Responder-mediated interaction is allowed, with the Responder as a fixed control variable

When a Case enables Interaction, the agent's mid-run requests (tool permission, clarification questions) are answered by an Interaction Policy. We allow five policies — auto-approve, auto-deny, scripted, llm-based, and manual — rather than only deterministic ones, because we cannot predict the questions an agent will ask, and a fixed script cannot cover that space. The llm-based policy uses a Responder LLM driven by per-Case guidelines.

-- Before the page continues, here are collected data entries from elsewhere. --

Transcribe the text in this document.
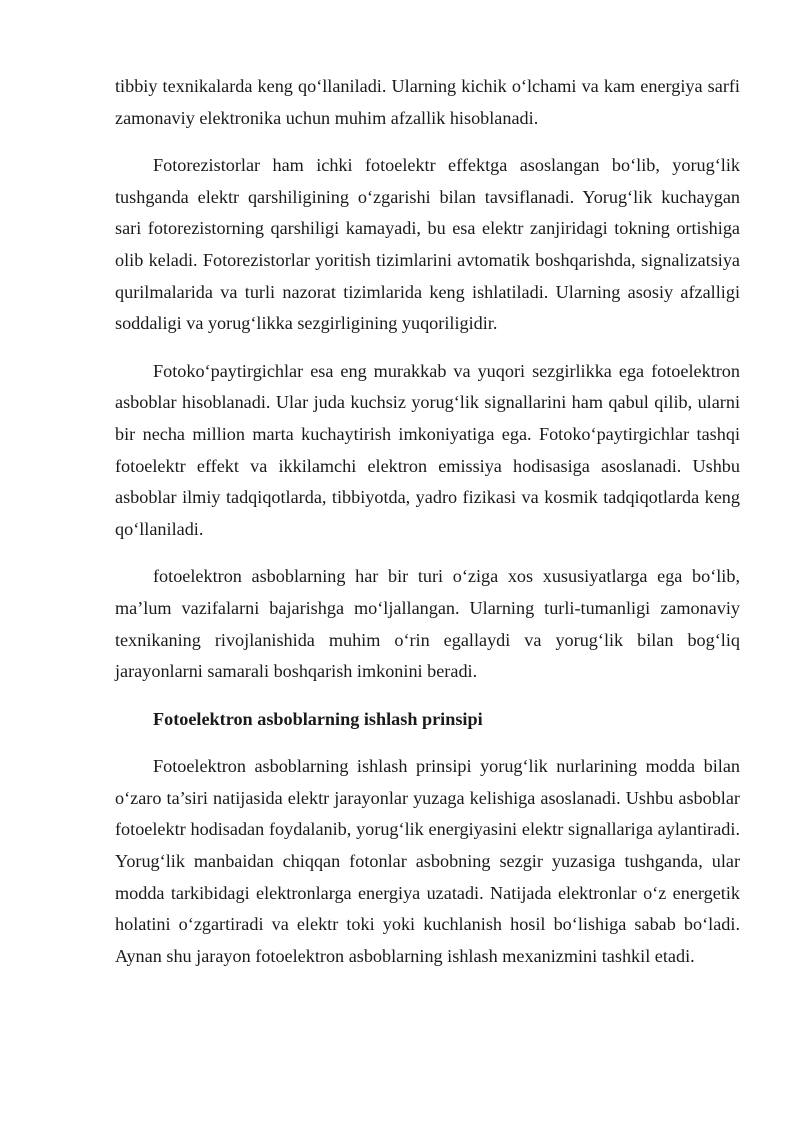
tibbiy texnikalarda keng qo‘llaniladi. Ularning kichik o‘lchami va kam energiya sarfi zamonaviy elektronika uchun muhim afzallik hisoblanadi.

Fotorezistorlar ham ichki fotoelektr effektga asoslangan bo‘lib, yorug‘lik tushganda elektr qarshiligining o‘zgarishi bilan tavsiflanadi. Yorug‘lik kuchaygan sari fotorezistorning qarshiligi kamayadi, bu esa elektr zanjiridagi tokning ortishiga olib keladi. Fotorezistorlar yoritish tizimlarini avtomatik boshqarishda, signalizatsiya qurilmalarida va turli nazorat tizimlarida keng ishlatiladi. Ularning asosiy afzalligi soddaligi va yorug‘likka sezgirligining yuqoriligidir.

Fotoko‘paytirgichlar esa eng murakkab va yuqori sezgirlikka ega fotoelektron asboblar hisoblanadi. Ular juda kuchsiz yorug‘lik signallarini ham qabul qilib, ularni bir necha million marta kuchaytirish imkoniyatiga ega. Fotoko‘paytirgichlar tashqi fotoelektr effekt va ikkilamchi elektron emissiya hodisasiga asoslanadi. Ushbu asboblar ilmiy tadqiqotlarda, tibbiyotda, yadro fizikasi va kosmik tadqiqotlarda keng qo‘llaniladi.

fotoelektron asboblarning har bir turi o‘ziga xos xususiyatlarga ega bo‘lib, ma’lum vazifalarni bajarishga mo‘ljallangan. Ularning turli-tumanligi zamonaviy texnikaning rivojlanishida muhim o‘rin egallaydi va yorug‘lik bilan bog‘liq jarayonlarni samarali boshqarish imkonini beradi.

Fotoelektron asboblarning ishlash prinsipi

Fotoelektron asboblarning ishlash prinsipi yorug‘lik nurlarining modda bilan o‘zaro ta’siri natijasida elektr jarayonlar yuzaga kelishiga asoslanadi. Ushbu asboblar fotoelektr hodisadan foydalanib, yorug‘lik energiyasini elektr signallariga aylantiradi. Yorug‘lik manbaidan chiqqan fotonlar asbobning sezgir yuzasiga tushganda, ular modda tarkibidagi elektronlarga energiya uzatadi. Natijada elektronlar o‘z energetik holatini o‘zgartiradi va elektr toki yoki kuchlanish hosil bo‘lishiga sabab bo‘ladi. Aynan shu jarayon fotoelektron asboblarning ishlash mexanizmini tashkil etadi.
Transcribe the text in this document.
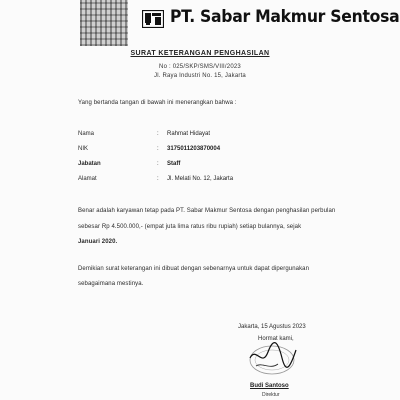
PT. Sabar Makmur Sentosa
SURAT KETERANGAN PENGHASILAN
No : 025/SKP/SMS/VIII/2023
Jl. Raya Industri No. 15, Jakarta
Yang bertanda tangan di bawah ini menerangkan bahwa :
Nama	: Rahmat Hidayat
NIK	: 3175011203870004
Jabatan	: Staff
Alamat	: Jl. Melati No. 12, Jakarta
Benar adalah karyawan tetap pada PT. Sabar Makmur Sentosa dengan penghasilan perbulan
sebesar Rp 4.500.000,- (empat juta lima ratus ribu rupiah) setiap bulannya, sejak
Januari 2020.
Demikian surat keterangan ini dibuat dengan sebenarnya untuk dapat dipergunakan
sebagaimana mestinya.
Jakarta, 15 Agustus 2023
Hormat kami,
Budi Santoso
Direktur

To keep cross-model comparisons honest, the Responder (like the model-as-judge Judge) is a control variable held constant across the entire matrix: same responder model, same guidelines, temperature 0. The thing being benchmarked is the agent, not the (agent + responder) pair.

Status

accepted

Considered options

  • Deterministic policies only (auto-approve/auto-deny/scripted). Fully reproducible, but cannot answer open-ended questions an agent invents at runtime, so interactive Cases would stall or behave unrealistically.
  • Responder allowed (chosen). Trades strict determinism for coverage of the unpredictable question space, recovering interpretability by fixing the Responder and recording every request/response in the Trace.

Consequences

  • Two compared models may receive different interactions under llm-based — this is expected and inherent, not a bug. Results are tagged "responder-mediated."
  • manual is non-reproducible and is excluded from leaderboard aggregation; llm-based is included but flagged.
  • The Responder's identity and guidelines are recorded per Run so a result is always interpretable.